ISBN: 97890 79700 40 0, 195

1ste druk: 2011

Voor de oorlog telde Joods Nederland ongeveer 140.000 zielen, ongeveer 38.000 overleefden de oorlog, nog geen 4 promille van de toenmalige Nederlandse bevolking. Maar net als iedereen in die dagen moesten de overlevenden verder en namen zij, zo goed en zo kwaad als het ging, de wederopbouw van het eigen bestaan en dat van hun land weer ter hand. Het waren echter de ervaringen in de oorlogsjaren die hen op achterstand zetten, die hun leven met een negatief saldo deden starten: de vertrouwensbreuk, de schoolachterstand, de lichamelijke en psychische handicaps, het onverwerkbaar leed, hun geroofde en geplunderde goederen. Ze deelden het lot van overlevenden te zijn. Ze deelden het besef van hoe slecht, slecht kon zijn en ze deelden het gemeenschappelijk verdriet over het verlies van naasten. Zij vormden niet zo zeer een geloofsgemeenschap, als wel een lotsgemeenschap.

In de berichtgeving lijkt het slachtofferschap de bijdrage aan de Nederlandse samenleving te hebben overschaduwd. Dit boek is bedoeld als een eerbetoon aan de overlevenden, die na de oorlog, zoals de historicus Presser het stelde, ‘weer gewoon gingen doen’, alsof er niets was gebeurd. Ogenschijnlijk ‘gewoon’. De bijdrage van deze groep aan naoorlogs Nederland is opmerkelijk als men de relatief geringe omvang van de groep en de extra handicaps in aanmerking neemt.

Om de betekenis van deze kleine groep van overlevenden voor de samenleving te illustreren wordt aandacht gevraagd voor de bijdragen van 380 personen, 1 procent van de gehele groep. Een impressie van een grote maatschappelijke bijdrage door een kleine groep mensen.

 

Op pagina 160 staat geschreven dat Nico Polak(1904-1984); Raadsheer bij de Hoge Raad  ondergedoken zat tijdens de oorlog bij de familie Zwanenburg aan de Beilervaart. Er staat geschreven dat Zwanenburg, zijn vrouw en hun kinderen Yntze en Wietske allen actief betrokken waren bij het verzet.
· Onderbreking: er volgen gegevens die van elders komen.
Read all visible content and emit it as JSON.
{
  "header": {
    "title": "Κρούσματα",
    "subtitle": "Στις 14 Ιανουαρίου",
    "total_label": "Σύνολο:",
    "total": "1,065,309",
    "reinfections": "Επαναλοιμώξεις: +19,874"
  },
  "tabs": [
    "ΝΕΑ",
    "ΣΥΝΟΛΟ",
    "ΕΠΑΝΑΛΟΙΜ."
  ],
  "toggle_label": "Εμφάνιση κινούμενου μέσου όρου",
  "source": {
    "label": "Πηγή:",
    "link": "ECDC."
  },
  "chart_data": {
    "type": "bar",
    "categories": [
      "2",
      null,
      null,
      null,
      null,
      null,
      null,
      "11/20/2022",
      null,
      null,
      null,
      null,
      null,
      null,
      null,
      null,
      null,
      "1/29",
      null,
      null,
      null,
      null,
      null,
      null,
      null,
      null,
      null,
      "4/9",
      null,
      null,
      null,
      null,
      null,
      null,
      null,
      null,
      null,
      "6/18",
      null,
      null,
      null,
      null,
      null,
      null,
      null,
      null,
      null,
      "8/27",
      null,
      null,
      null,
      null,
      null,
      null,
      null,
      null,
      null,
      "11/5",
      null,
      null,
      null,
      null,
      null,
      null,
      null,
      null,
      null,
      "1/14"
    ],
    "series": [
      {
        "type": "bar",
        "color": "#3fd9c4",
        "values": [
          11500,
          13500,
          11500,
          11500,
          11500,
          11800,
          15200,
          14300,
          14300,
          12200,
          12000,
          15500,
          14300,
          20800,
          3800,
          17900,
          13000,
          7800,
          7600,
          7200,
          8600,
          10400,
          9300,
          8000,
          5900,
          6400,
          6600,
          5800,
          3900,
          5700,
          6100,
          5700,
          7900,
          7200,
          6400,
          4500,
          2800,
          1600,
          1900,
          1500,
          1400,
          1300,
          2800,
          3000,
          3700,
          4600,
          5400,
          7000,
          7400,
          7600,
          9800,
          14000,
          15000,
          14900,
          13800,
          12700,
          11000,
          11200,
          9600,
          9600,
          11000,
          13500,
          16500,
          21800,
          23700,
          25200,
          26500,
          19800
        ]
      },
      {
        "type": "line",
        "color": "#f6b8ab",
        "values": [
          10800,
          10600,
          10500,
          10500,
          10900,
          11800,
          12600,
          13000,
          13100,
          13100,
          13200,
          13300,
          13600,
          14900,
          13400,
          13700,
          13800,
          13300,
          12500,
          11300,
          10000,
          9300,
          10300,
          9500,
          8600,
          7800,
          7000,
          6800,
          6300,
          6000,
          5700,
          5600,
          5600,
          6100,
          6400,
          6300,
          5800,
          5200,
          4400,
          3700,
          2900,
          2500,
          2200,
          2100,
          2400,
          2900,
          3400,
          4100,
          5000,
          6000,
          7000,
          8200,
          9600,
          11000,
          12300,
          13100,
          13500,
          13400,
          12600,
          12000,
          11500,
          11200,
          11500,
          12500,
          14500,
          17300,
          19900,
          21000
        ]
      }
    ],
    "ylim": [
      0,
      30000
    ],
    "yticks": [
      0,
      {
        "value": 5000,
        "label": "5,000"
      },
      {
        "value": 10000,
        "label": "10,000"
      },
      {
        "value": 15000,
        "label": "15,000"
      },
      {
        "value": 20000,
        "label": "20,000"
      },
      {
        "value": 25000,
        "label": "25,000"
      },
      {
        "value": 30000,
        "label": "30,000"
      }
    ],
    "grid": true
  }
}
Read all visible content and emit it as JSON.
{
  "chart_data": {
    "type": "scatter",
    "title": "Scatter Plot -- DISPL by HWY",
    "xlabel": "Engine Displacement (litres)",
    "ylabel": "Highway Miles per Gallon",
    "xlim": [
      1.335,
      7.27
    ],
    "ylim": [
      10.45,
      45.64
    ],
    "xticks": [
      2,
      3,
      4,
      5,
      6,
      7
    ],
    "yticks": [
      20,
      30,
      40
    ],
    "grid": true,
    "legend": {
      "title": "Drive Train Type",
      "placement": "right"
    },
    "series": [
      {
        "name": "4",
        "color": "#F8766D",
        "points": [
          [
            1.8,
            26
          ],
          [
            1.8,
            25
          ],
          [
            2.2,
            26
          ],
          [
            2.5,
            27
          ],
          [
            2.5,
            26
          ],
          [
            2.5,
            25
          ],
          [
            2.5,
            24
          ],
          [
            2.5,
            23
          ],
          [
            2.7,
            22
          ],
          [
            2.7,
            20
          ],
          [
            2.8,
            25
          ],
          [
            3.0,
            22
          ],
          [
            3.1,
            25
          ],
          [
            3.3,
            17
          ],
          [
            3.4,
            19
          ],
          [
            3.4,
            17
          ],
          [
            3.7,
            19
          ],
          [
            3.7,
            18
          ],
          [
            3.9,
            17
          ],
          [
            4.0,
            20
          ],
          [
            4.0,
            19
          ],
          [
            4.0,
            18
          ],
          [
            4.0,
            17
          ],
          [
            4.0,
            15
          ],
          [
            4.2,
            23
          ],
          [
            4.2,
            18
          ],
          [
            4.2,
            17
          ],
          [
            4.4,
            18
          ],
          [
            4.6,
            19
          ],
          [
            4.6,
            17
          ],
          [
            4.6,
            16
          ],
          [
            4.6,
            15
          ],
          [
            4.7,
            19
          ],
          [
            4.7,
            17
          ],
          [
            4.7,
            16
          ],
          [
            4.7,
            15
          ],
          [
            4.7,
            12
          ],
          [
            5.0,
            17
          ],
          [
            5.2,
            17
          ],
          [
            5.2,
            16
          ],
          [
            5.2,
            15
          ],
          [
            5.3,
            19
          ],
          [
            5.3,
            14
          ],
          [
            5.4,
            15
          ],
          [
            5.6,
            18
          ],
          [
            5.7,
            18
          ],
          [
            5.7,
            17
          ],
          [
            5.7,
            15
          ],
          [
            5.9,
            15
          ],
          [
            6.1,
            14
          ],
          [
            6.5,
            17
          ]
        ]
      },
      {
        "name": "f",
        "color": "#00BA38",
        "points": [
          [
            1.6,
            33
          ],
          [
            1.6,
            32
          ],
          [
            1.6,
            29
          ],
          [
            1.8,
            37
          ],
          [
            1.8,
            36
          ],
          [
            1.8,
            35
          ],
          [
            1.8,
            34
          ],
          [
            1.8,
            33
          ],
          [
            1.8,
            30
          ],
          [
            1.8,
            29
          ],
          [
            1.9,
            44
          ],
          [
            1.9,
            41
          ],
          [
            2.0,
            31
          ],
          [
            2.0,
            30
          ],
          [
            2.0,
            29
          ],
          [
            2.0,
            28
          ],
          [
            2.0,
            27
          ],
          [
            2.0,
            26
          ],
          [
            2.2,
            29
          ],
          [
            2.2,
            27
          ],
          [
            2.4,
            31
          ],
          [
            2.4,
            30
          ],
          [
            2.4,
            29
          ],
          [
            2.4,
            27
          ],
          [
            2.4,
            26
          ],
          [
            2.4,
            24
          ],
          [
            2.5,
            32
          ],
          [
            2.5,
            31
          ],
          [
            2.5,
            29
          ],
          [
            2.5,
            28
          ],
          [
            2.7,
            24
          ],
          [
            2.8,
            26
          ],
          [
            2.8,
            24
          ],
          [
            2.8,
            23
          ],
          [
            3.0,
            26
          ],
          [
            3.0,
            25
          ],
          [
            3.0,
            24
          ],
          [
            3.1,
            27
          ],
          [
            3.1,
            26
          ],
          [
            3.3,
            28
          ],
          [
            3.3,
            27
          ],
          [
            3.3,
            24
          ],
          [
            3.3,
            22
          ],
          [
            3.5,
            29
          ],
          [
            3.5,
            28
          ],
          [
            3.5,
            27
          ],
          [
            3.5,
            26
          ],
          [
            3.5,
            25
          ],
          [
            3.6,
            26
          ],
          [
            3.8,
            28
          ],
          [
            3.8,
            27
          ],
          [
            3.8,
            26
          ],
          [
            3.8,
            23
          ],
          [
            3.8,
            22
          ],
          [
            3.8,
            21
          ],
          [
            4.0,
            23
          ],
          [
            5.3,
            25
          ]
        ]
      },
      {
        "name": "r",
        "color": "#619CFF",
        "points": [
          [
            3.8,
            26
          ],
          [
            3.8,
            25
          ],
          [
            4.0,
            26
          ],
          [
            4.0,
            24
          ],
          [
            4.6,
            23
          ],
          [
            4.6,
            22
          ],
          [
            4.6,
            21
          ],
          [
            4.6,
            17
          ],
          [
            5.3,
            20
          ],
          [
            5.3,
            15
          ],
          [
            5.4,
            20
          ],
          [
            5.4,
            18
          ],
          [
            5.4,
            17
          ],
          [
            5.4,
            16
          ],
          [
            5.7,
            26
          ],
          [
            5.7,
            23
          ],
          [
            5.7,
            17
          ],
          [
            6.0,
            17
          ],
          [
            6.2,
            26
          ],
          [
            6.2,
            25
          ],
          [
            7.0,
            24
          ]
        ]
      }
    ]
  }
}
En dat er andere Joodse onderduikers zaten zoals Peter Mazur (hij wordt eerder in dit boek genoemd. Hij was natuurkundige. In dit boek staat dat zij hun leven aan Zwanenburg te danken hebben. Ook staat er geschreven dat Lammert Zwanenburg zelf de oorlog helaas niet overleefde. In de nacht van 18 op 19 oktober 1944 bestormde de Duitsers de boerderij. Die nacht werden de onderduikers niet gevonden en zij konden ontsnappen. Lammert Zwanenburg kon niet ontsnappen. Hij werd nog diezelfde avond, na ernstig te zijn mishandeld, in Westerbork doodgeschoten.